The sum of a two-digit number and the number obtained by reversing the digits is 66. If the digits of the number differ by 2, find the number. How many such numbers are there?

(a) 27
(b) 45
(c) 54
(d) 63

Answer 1

By creating and solving a pair of equations based on the given conditions, we conclude that the two-digit numbers satisfying both conditions are 27 and 45; hence, there are two such numbers.

Step-by-step explanation:

The question asks to find a two-digit number where the sum of this number and the number obtained by reversing its digits equals 66, and the digits of the number differ by 2. Let's represent the tens digit by x and the ones digit by y. So, the number can be expressed as 10x + y and the reversed number as 10y + x.

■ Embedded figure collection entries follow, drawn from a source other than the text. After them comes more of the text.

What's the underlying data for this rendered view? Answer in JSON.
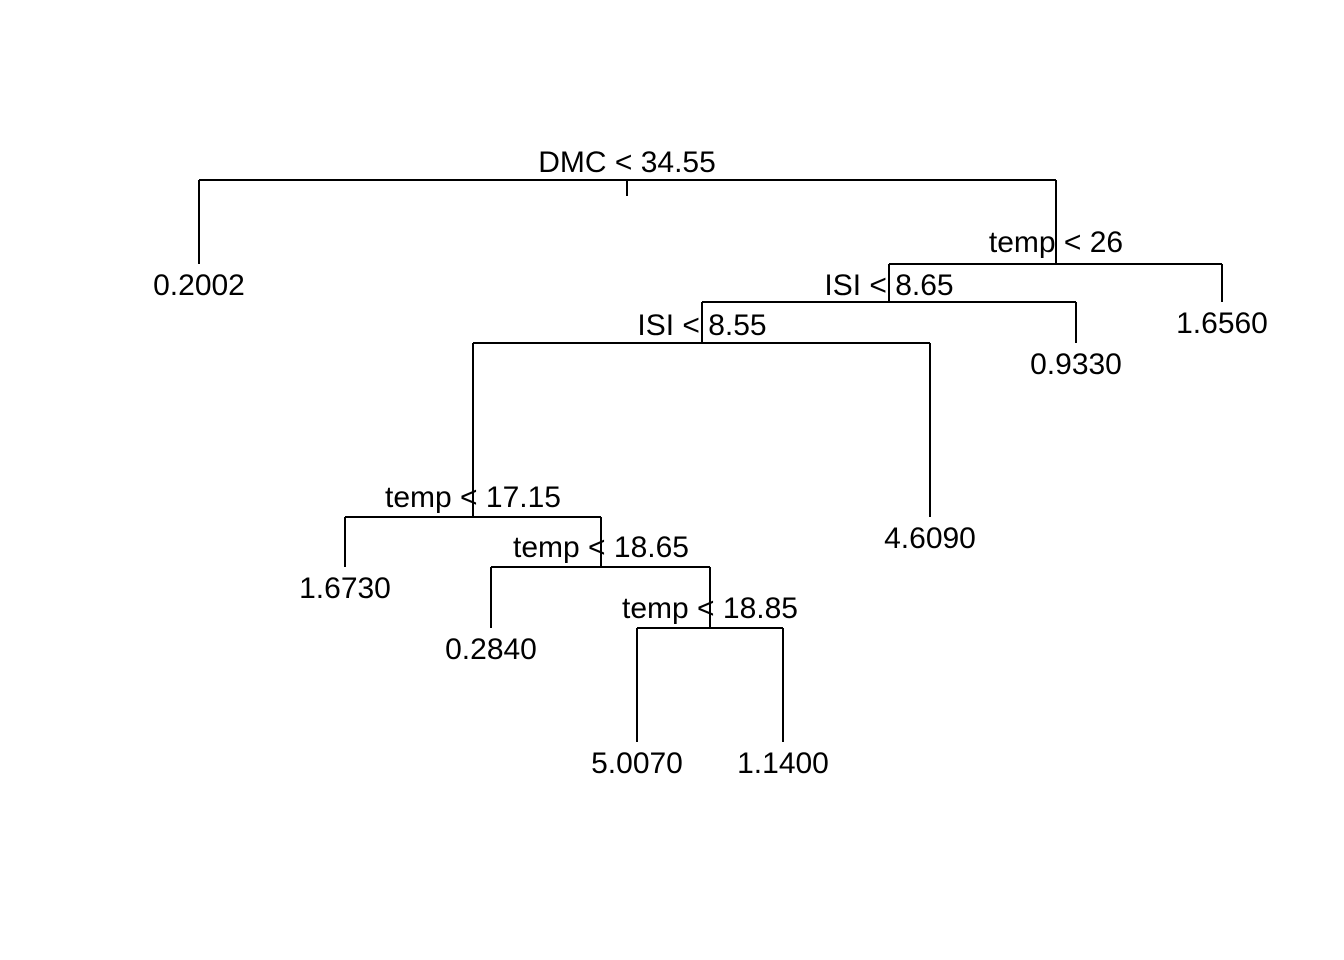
{
  "colors": {
    "line": "#000000",
    "text": "#000000",
    "background": "#ffffff"
  },
  "tree": {
    "root": {
      "id": "n1",
      "split": "DMC < 34.55",
      "left": {
        "id": "n2",
        "leaf": "0.2002"
      },
      "right": {
        "id": "n3",
        "split": "temp < 26",
        "left": {
          "id": "n4",
          "split": "ISI < 8.65",
          "left": {
            "id": "n5",
            "split": "ISI < 8.55",
            "left": {
              "id": "n6",
              "split": "temp < 17.15",
              "left": {
                "id": "n7",
                "leaf": "1.6730"
              },
              "right": {
                "id": "n8",
                "split": "temp < 18.65",
                "left": {
                  "id": "n9",
                  "leaf": "0.2840"
                },
                "right": {
                  "id": "n10",
                  "split": "temp < 18.85",
                  "left": {
                    "id": "n11",
                    "leaf": "5.0070"
                  },
                  "right": {
                    "id": "n12",
                    "leaf": "1.1400"
                  }
                }
              }
            },
            "right": {
              "id": "n13",
              "leaf": "4.6090"
            }
          },
          "right": {
            "id": "n14",
            "leaf": "0.9330"
          }
        },
        "right": {
          "id": "n15",
          "leaf": "1.6560"
        }
      }
    }
  }
}
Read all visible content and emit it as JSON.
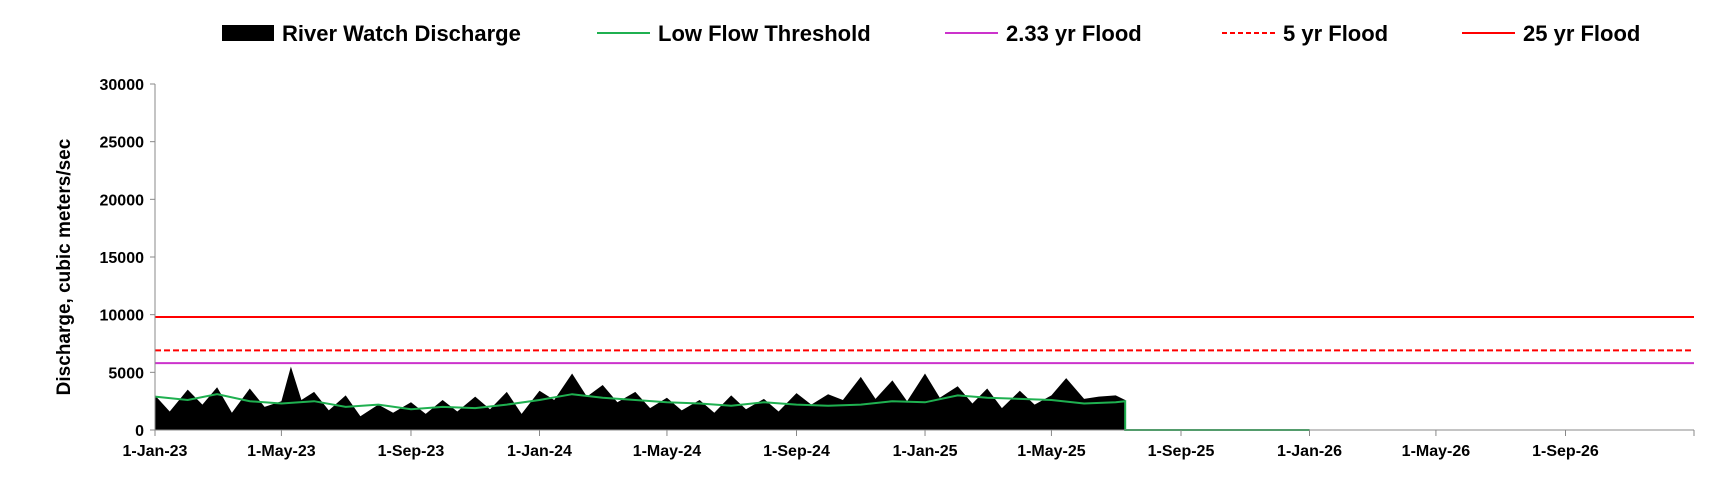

The first condition can be written as an equation:

• 10x + y + 10y + x = 66

Simplifying this equation:

• 11x + 11y = 66
• x + y = 6

The second condition states that the digits differ by 2, so we have the equation:

• x - y = 2 or y - x = 2

We have two possible equations to consider:

1. x + y = 6
2. x - y = 2

or

1. x + y = 6
2. y - x = 2

By solving these pairs of equations, we find that the following two-digit numbers satisfy both conditions: 27 and 45. Thus, there are two such numbers.